Vaccination : à la conquête de la confiance
Extrêmement méfiants vis-à-vis des autorités politiques comme sanitaires, les Français semblent peu motivés à se faire vacciner contre le covid-19. Comment regagner la confiance ? Comment obtenir l’adhésion de la population ? Tel était le thème de la troisième table-ronde du colloque Pharmaceutiques du 17 décembre.
Alors que le vaccin contre le covid-19 était attendu avec beaucoup d’espoir et d’impatience, sa mise à disposition prochaine en France s’accompagne d’une forte réticence de la population à y avoir recours. En cause, une défiance grandissante vis-à-vis des autorités. « Il y a une corrélation extrêmement forte entre le fait de se faire vacciner et la confiance dans les institutions politiques », observe Antoine Bristielle,professeur agrégé de sciences sociales et chercheur à Sciences-Po Grenoble. Phénomène nouveau, la confiance dans les autorités scientifiques marque elle aussi le pas, passant de 90% au début de l’épidémie à 70% aujourd’hui. « Cette baisse inquiétante de 20 points est liée au brouhaha médiatique autour de la parole scientifique. Cela a donné l’impression que c’était une parole comme une autre, que l’on ne pouvait se fier à personne, qu’il n’y avait pas forcément de vérité et que chacun pouvait avoir une opinion », analyse Antoine Bristielle. « La position d’expert est difficile à tenir. Depuis l’accès à internet et aux réseaux sociaux, il y a la pensée que toutes informations se valent », confirme le Dr Françoise Salvadori, docteur en virologie-immunologie et maître de conférences à l’Université de Bourgogne.
Convaincre les indécis…
Les opposants à la vaccination (les « antivax ») demeurent une minorité, tandis que 50 à 60% des Français sont simplement hésitants, s’interrogeant sur l’innocuité et l’efficacité de produits tout nouveaux. Pour les informer et les convaincre, la Fondation Jean Jaurès, dont Antoine Bristielle est expert associé, a émis six recommandations. Elle suggère de mettre en avant les avantages de la vaccination, en premier lieu la possibilité de profiter à nouveau d’une vie sociale. En limitant le nombre de contaminations, la vaccination apporterait aussi « un bénéfice populationnel indirect : décharger les hôpitaux et accueillir des patients qui attendent des soins depuis des mois », signale Françoise Salvadori. La communication ne doit toutefois pas faire l’impasse sur les risques associés. « Il y a une exigence de transparence, notamment sur les effets secondaires qu’il ne faut surtout pas cacher. Il ne faut pas être trop présomptueux sur ce que l’on sait », reprend Antoine Bristielle. « La science est en train de se faire. Le temps scientifique n’est pas le temps médiatique ni le temps de l’information », concède Françoise Salvadori.

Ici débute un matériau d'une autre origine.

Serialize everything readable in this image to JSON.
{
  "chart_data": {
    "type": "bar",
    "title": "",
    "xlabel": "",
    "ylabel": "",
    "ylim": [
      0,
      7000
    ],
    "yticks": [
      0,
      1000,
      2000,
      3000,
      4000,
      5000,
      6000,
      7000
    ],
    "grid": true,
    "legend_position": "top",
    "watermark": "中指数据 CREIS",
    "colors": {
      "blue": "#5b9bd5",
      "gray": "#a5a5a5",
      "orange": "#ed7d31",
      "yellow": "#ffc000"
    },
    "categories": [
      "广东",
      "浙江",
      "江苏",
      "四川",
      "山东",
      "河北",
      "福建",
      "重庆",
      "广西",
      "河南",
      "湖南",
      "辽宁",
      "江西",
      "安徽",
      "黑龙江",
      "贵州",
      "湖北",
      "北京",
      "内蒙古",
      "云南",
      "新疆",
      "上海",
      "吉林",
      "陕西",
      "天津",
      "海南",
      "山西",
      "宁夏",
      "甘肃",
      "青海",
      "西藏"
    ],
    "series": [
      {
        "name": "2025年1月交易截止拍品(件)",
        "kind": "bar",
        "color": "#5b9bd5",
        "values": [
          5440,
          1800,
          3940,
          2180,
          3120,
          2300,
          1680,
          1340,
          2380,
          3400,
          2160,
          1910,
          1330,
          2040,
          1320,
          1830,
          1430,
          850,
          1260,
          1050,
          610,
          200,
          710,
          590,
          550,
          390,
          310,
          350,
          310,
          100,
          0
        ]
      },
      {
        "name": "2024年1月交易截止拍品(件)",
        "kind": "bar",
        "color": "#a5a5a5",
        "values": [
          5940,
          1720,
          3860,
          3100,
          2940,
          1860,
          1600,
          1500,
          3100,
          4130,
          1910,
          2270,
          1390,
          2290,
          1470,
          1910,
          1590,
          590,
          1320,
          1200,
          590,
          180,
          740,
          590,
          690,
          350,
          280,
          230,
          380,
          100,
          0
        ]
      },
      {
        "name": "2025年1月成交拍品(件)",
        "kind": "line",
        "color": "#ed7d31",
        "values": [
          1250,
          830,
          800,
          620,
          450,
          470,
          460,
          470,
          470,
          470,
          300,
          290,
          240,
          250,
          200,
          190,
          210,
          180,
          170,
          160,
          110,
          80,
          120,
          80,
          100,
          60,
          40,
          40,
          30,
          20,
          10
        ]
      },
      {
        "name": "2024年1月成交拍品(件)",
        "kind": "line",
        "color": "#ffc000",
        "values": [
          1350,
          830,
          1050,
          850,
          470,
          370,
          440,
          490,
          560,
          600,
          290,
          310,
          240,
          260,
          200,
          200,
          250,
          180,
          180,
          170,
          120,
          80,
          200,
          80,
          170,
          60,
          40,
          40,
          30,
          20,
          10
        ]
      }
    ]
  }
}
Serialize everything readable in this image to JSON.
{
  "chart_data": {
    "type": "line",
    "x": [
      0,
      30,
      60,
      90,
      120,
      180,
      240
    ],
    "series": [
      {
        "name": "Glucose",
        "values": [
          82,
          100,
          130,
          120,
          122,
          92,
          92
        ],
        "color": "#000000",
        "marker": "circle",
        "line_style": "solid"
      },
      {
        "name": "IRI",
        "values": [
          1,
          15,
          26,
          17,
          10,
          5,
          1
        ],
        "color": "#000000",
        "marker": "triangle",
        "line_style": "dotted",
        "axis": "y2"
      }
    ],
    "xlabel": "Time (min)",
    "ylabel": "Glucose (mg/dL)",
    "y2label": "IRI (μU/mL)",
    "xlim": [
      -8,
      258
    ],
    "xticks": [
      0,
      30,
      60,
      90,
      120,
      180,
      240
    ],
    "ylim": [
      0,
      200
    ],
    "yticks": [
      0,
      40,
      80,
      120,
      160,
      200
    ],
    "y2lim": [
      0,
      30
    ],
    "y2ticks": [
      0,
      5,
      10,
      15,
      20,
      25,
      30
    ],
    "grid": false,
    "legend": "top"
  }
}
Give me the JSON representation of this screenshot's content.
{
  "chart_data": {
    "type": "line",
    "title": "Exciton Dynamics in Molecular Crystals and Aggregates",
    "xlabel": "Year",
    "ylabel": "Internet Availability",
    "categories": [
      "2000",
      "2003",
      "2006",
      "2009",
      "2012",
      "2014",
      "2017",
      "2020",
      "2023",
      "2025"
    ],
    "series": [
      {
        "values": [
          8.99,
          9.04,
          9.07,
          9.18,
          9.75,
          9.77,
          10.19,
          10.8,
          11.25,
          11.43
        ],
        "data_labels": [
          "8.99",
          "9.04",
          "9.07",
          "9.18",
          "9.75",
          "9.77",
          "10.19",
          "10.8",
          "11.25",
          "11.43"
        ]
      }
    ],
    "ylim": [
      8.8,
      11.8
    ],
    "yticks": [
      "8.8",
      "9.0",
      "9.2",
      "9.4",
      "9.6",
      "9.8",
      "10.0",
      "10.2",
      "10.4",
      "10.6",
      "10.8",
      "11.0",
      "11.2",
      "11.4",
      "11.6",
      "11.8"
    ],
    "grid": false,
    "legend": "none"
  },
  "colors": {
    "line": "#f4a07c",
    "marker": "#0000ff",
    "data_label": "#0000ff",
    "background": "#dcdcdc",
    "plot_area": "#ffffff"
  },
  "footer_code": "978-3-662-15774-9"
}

… dont les professionnels de santé
Les connaissances déjà acquises, complexes, foisonnantes, ne peuvent être transmises telles quelles et doit être adaptées aux différents publics. « Il faut trouver plusieurs niveaux de traduction, à destination des professionnels de santé, et à destination du grand public », prône Françoise Salvadori. Au vu de la défiance de la population générale vis-à-vis des institutions, la campagne devra s’appuyer sur les médecins, pharmaciens et infirmiers. Mais les professionnels de proximité restent également à persuader. Pour ce faire, la Fondation Jean Jaurès invite les membres du gouvernement à se faire vacciner dans les premiers, « une thématique qui ressort sur les réseaux sociaux. Enfin, souligne Antoine Bristielle, « il faut commencer la campagne de communication le plus tôt possible pour préparer l’opinion publique ». Une opinion publique qui a été largement échaudée par la gestion de la crise sanitaire et qu’il ne sera pas facile de rallier à la cause.